As far as diets are concerned, studies indicate that replacing foods high in fats and sugars with low-fat complex carbohydrates (fruits, vegetables, and grains) is effective in reducing and maintaining weight loss. Some fat is essential in a diet, but this should be derived from oils (such as olive, corn, canola) and fish.

All healthy diets should also be high in fibre (found in grains, seeds, peas and beans, fruits and vegetables), which helps to promote weight loss. In relation to physical activity, it is recommended that individuals should exercise for 30-40 minutes at least four times a week.

There are two main types of medications used in treating obesity - medications that decrease appetite and medications that inhibit absorption of nutrients from the intestines. Medications that decrease appetite include fenfluramine, dexfenfluramine, and phentermine, while orlistat is an example of a medication that inhibits absorption of fat.

The feeling of hunger and fullness (satiety) are regulated by brain chemicals called neurotransmitters.

Anti-obesity medications that suppress appetite do so by increasing the level of these neurotransmitters (including serotonin, noradrenaline, and dopamine) at the junction between nerve endings in the brain.

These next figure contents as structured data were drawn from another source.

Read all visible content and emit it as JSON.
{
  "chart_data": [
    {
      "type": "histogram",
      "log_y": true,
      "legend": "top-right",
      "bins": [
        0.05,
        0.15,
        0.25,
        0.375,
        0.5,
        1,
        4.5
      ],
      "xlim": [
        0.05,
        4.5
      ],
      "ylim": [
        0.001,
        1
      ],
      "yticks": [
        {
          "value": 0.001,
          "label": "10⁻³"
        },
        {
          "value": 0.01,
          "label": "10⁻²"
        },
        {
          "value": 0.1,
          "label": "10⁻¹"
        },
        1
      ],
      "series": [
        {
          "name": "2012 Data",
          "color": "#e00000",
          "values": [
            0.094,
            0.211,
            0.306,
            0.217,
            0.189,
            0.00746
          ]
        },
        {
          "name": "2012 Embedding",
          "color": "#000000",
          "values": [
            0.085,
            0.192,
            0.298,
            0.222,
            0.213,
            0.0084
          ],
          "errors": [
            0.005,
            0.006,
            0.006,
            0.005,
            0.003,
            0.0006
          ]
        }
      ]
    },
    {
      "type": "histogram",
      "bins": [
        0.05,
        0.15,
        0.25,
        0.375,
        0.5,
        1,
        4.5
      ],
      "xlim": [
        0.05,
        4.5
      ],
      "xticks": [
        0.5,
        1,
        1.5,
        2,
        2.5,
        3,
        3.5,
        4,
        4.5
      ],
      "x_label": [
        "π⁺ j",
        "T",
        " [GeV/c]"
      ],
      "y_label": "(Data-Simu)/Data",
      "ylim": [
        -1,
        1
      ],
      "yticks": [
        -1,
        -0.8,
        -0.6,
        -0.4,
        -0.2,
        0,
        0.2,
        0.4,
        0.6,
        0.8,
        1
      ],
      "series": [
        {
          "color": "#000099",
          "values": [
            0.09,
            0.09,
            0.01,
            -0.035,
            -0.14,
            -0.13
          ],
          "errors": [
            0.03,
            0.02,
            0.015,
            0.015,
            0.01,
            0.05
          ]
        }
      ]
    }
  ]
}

Fenfluramine and dexfenfluramine suppress appetite mainly by increasing release of serotonin by the cells.

However, both of these medications have been withdrawn from use because they have been associated with damage to the heart valves of some patients.

Orlistat is a new class of anti-obesity drug which acts by inhibiting the action of lipase which breaks down fat in the intestines. By so doing, orlistat prevents the intestinal absorption of fat by some 30 per cent.

Long term decrease in fat absorption can cause deficiency of fat soluble vitamins (such as vitamins A,D, E, and K), so that patients on this drug should receive adequate vitamin supplementation.

A relatively new drug, sibutramine, has been approved for the treatment of obesity. Sibutramine suppresses appetite by increasing the amount of serotonin and noradrenaline at the nerve junctions. It does this by preventing the re-uptake of these neurotransmitters in the brain, allowing them to act at higher concentrations on the nerve cells.

At present, there is no "magic cure" for obesity. The best and safest way to lose fat and keep it off is through a life-long process of proper diet and regular exercise. Medications should just be considered as useful adjuncts to these.